Five decades ago, Niara pointed out that it was as strong as the US dollar and equal to the pound sterling. She said the country’s currency has started to decline due to the intervention of international organizations.
According to her, “Unfortunately, Nara is now around N600. We must not allow Niara to sink into the N1000 per dollar and then it will go down empty. This is a tragedy for the country.
The 89-year-old World Bank cousins and the IMF Strategic Adjustment Program (SAP) emphasized the launch of the Naira, saying, “People are now starving because of the astronomical price of food.”
“WIMBIZ needs to develop a strategic plan to raise public awareness of Nara’s inflation and to renew Nara at a reasonable exchange rate,” she said.

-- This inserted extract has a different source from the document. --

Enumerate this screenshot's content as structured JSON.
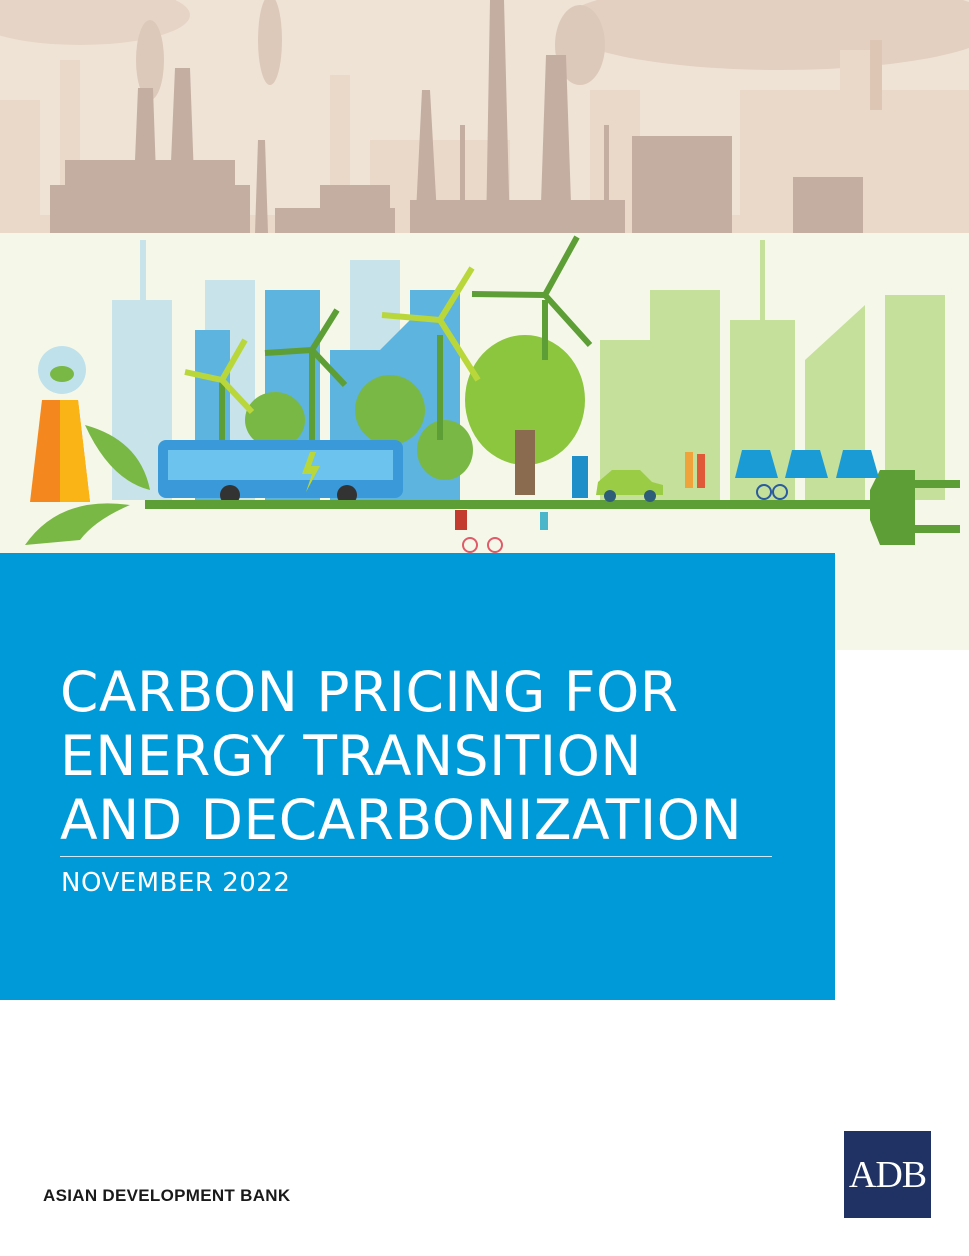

Nairobi has accused WIMBIZ of contacting the Central Bank of Nigeria (CBN) to stop further bloodshed.
At E-Naira, the introduction revealed little knowledge of the infrastructure for this e-banking system and advised CBN and WIMBIZ to participate in corporate programs on the new digital product.
For his part, WTO Director-General Dr. Ngozi Okonjo Ewela urged women to be more adventurous in their chosen field.
“For me, men have to learn to give women space in most of these positions and women have to learn to be humble and easy wherever they find themselves,” she said.
In a welcome address, WIMBIZ Chair Nver Ihimbe-Nwanko acknowledged WIMBIZ’s commitment to women’s empowerment, connection and empowerment and its commitment to promoting gender diversity, sustainability and inclusion. Prosperity.
Reflecting on the history and travel of WIMBIZ, she said there is still a lot of work to be done.
“In politics, the World Economic Forum has ranked Nigeria 139th out of 149 countries with the largest gender gap,” he said. In governance, women represent only 17 percent of board seats, which is 6 percent higher than the global average, but still low compared to the 33 percent average.
“In entrepreneurship, women-owned businesses are more likely to stay small. So, on the one hand, we are celebrating growth, and on the other hand, there is a lot left to do as a group and individually,” he said.
He added, “I aspire to be a woman as a ruler, a woman as a vice president and I dare to speak, even as a vice president. So, when I step down, I know I still have a long way to go. So I promise to continue to call it gender equality or gender agenda.
The annual conference is the main event of WIMBIZ, which is held in November each year to discuss current issues with an average of more than 1,500 delegates in November.